While sites like Facebook and MySpace are supposedly about keeping up with and making new friendships, and are used by millions of people to do just that, for huge numbers of other people they are used as a self-promotional tool, a way for people to present an “idealized identity construction.” That means they use the sites to present themselves not as they are, but as they wish they were.

Not surprisingly, men and women tend to

differ in the ways they “enhance” their Internet personas. Men tend to exaggerate their positive qualities on the written portions of the site, the “About Me” and the “Notes” sections.
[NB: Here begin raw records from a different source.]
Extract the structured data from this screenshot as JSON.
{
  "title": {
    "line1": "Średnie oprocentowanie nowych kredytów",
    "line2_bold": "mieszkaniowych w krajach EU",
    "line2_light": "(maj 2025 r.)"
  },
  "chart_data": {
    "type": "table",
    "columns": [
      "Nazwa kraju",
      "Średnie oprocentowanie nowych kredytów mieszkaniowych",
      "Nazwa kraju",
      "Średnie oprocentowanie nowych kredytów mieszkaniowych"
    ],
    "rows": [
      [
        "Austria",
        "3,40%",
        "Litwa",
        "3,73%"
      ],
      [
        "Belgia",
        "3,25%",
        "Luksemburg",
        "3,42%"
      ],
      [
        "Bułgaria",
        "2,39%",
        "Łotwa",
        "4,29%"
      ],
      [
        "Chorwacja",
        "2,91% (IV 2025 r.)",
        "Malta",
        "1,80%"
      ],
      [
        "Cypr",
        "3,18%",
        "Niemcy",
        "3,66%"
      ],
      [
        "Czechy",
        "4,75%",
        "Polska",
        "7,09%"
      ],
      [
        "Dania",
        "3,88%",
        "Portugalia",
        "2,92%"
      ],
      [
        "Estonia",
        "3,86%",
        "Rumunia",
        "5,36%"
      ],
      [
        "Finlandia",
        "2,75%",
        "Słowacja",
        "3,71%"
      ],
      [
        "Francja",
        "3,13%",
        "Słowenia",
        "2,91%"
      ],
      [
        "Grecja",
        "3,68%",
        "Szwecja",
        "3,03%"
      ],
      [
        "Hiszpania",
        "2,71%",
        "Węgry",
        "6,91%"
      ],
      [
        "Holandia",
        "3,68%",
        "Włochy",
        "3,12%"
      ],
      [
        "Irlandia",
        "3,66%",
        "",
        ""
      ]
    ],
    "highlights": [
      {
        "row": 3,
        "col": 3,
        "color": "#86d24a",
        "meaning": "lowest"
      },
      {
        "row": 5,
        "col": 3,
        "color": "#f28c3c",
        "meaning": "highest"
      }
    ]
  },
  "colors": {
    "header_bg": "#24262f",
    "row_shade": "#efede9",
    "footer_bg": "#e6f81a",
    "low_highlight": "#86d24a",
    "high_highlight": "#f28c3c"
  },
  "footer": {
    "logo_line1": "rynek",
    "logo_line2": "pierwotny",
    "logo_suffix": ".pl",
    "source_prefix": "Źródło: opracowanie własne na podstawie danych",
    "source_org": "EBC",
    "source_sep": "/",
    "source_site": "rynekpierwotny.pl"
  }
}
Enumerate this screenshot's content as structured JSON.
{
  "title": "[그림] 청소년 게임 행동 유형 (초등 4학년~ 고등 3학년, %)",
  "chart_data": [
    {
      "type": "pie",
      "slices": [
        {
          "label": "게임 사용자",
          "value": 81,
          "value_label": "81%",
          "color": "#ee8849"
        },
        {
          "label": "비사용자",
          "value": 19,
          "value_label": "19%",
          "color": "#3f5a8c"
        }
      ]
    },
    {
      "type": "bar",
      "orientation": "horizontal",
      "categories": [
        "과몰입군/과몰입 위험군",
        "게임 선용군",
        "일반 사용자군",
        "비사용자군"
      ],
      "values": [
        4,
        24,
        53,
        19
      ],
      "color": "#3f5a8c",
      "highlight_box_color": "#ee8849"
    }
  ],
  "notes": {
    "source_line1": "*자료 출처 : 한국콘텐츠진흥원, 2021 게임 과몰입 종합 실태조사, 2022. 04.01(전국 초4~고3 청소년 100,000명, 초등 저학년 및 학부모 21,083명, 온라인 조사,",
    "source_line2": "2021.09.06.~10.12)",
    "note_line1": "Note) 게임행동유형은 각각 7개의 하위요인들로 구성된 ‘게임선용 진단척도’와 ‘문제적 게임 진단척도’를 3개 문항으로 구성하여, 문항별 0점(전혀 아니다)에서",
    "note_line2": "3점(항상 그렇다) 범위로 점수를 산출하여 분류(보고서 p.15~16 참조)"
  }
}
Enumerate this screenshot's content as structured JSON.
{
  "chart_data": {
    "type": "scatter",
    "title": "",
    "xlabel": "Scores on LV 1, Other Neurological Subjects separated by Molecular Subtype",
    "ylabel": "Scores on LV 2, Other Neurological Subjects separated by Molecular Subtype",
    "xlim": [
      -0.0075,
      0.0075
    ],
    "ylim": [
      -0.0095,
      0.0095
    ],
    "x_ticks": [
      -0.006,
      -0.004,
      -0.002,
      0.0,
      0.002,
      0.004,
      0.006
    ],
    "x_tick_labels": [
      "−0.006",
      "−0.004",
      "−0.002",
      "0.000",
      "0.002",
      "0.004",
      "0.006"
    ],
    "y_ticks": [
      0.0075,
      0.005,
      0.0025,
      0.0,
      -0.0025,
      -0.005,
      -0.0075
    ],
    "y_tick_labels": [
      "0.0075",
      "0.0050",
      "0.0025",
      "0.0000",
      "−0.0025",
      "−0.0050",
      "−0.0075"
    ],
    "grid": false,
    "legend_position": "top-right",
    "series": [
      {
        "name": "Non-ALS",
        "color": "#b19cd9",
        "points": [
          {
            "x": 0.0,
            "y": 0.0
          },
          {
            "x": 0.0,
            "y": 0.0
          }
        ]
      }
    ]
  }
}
Women tend toward photographic self-promotion through their main photos and the “View Pictures of Me” section. They are also more likely to post provocative or digitally altered photos of themselves than are men.

And here’s a tidbit that should interest students and their parents. Kids who study with Facebook on their computers, even in the background, make 20% lower grades than kids who don’t.

And how about this; New Hampshire law enforcement officials recently broke up a burglary ring whose members were choosing homes to break into by Facebook entries the owners had made in the “Places” section about going on vacation.

Scholastic difficulties, legal problems, lowered self-esteem, crime victimization; does this mean you shouldn’t use social sharing sites? No, but it does mean that when you do, you publicize that part of your life you write about to the entire world. If you don’t want everybody to know it, don’t put it online.

Go ahead and enjoy your online experiences, but when it comes to sharing details you don’t want everyone to know, remember the words of Sgt. Phil Esterhaus, from Hill Street Blues — “Let’s be careful out there.”